General News of Thursday, 11 September 2014
Source: Daily Searchlight
Military Authorities have flatly denied that any of its soldiers has contracted the dreaded Ebola disease.
According to the Military Authorities, there is no record of any soldier contracting or dying from the disease in recent times.
“The only soldier we have lost was a gentleman in Liberia.
He flew from Ghana to Liberia on a mission but died the very next day on arrival.
Obviously, that could not have been Ebola because that would mean that he carried the disease from Ghana,” he said.
In a conversation with the Daily Searchlight in response to acute rumours doing the rounds in various barracks that some soldiers from Ghana have died in Liberia, Lt. Col Aggrey Quarshie, Head of the Public Affairs Unit of the Ghana Armed Forces said there is no truth to the claims.

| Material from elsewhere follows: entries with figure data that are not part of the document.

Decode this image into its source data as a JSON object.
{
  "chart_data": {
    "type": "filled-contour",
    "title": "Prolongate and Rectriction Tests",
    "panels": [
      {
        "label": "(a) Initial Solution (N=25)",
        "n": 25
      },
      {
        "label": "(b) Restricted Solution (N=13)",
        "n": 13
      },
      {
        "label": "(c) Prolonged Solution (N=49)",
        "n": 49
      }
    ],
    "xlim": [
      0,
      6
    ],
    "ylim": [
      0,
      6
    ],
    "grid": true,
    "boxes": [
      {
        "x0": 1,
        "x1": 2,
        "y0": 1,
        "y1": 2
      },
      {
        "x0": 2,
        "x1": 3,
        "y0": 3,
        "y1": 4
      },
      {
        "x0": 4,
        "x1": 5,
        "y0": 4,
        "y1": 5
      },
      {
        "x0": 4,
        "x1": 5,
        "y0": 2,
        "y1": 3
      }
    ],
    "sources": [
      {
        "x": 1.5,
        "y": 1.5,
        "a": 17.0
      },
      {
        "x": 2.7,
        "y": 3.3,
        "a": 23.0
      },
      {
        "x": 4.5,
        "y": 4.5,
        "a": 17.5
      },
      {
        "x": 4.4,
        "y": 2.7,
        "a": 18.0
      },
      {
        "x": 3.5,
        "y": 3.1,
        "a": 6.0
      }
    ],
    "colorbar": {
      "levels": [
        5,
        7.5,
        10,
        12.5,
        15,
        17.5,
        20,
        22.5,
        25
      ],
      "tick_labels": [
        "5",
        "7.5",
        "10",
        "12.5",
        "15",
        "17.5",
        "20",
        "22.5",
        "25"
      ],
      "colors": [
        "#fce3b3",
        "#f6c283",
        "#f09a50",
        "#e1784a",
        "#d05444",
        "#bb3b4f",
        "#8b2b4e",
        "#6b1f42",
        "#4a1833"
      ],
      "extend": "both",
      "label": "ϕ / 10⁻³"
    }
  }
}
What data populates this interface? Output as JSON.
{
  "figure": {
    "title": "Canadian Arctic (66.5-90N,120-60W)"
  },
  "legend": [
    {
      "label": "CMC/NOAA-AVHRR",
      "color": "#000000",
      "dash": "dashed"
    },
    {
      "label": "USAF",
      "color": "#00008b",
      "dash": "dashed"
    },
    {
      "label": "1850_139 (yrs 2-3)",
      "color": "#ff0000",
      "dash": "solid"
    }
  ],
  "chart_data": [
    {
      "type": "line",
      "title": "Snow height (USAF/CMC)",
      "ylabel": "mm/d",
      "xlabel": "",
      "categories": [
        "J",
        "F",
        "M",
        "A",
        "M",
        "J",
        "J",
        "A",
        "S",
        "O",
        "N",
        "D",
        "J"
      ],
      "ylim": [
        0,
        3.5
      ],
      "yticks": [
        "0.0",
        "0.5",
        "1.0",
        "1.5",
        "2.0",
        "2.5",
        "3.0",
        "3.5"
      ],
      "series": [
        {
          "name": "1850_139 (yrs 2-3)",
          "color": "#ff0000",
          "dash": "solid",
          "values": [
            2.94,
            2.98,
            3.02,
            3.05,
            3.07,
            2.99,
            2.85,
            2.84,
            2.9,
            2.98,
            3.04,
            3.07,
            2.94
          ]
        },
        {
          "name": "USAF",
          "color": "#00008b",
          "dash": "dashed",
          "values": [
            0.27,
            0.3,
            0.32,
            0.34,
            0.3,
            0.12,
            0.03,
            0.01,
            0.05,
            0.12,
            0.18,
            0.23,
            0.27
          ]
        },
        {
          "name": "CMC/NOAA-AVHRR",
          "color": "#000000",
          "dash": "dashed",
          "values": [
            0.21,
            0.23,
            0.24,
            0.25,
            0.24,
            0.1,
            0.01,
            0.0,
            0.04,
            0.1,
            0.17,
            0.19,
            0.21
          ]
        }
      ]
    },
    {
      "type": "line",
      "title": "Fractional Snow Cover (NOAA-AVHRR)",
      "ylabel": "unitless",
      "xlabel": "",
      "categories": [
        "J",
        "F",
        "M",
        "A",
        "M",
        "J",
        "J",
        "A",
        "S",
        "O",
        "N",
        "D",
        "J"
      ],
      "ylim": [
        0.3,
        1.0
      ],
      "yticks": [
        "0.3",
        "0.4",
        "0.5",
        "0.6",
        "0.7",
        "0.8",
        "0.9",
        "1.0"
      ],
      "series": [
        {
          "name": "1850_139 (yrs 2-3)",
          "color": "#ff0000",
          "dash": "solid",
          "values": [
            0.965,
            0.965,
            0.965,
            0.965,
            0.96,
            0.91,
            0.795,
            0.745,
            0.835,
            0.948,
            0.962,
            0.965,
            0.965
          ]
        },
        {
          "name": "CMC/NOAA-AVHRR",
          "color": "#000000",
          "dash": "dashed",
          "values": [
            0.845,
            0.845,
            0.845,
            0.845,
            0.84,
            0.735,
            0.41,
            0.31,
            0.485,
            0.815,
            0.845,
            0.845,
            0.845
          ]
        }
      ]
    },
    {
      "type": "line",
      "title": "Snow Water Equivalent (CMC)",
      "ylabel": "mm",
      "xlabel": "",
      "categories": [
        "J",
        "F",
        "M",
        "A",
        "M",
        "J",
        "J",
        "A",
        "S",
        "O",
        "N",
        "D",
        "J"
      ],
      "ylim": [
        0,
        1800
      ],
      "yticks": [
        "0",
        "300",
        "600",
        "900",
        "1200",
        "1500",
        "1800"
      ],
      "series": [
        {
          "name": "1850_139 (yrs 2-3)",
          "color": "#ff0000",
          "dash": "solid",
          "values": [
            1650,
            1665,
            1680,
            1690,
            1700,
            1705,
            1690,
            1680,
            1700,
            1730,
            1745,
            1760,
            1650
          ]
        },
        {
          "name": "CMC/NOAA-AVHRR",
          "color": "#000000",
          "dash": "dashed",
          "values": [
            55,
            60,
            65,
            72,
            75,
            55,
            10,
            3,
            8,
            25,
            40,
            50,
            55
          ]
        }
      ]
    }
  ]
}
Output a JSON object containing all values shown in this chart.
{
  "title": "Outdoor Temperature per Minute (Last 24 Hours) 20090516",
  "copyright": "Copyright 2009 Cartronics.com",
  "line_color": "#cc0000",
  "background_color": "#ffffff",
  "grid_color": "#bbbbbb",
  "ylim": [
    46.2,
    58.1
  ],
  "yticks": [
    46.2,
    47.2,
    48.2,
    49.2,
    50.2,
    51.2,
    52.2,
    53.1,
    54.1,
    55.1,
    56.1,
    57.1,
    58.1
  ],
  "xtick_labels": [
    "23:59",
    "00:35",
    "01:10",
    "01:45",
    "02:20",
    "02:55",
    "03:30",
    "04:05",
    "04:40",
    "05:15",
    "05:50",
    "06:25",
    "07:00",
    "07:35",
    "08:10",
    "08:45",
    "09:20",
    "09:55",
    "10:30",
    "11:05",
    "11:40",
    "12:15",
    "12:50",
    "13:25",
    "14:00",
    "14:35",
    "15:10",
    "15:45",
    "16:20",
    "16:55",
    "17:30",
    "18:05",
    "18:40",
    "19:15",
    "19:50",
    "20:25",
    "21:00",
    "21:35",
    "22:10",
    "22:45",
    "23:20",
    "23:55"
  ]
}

He said that about two days ago, one soldier with the United Nations Mission to Liberia died twenty-four hours after arriving in Liberia from Ghana.
“He had just arrived to join the United Nations Mission in Liberia (UNAMIL) when he collapsed and died. It was too sudden to be Ebola,” he said.
Lt. Col. Aggrey Quarshie said that the soldiers who came back home from Liberia were also quarantined and monitored for nineteen days before being allowed to fly back to Ghana.
“Since they came back about two weeks ago, we have kept them under close supervision, not nip any contagion in the bud,” he said. He said that an Ebola infection is not something that anybody would be interested in hiding.
“It would mean that we are putting the families and the entirety of the Army at risk, including our very selves.
That would be very irresponsible and believe me, we would not do that,” he said.
He emphasized that they live under close quarters at the barracks, and any contagion would spread rapidly.
In that direction, the army is taking extreme measures to battle any possible infection, not only from Ebola, but cholera as well.
“All those who sell food, as well as their dependents and assistants, are being screened.
We have also sent medical and education teams to all barracks across the country to educate them on measures to take. We take the lives and well-being of our soldiers serious,” he said.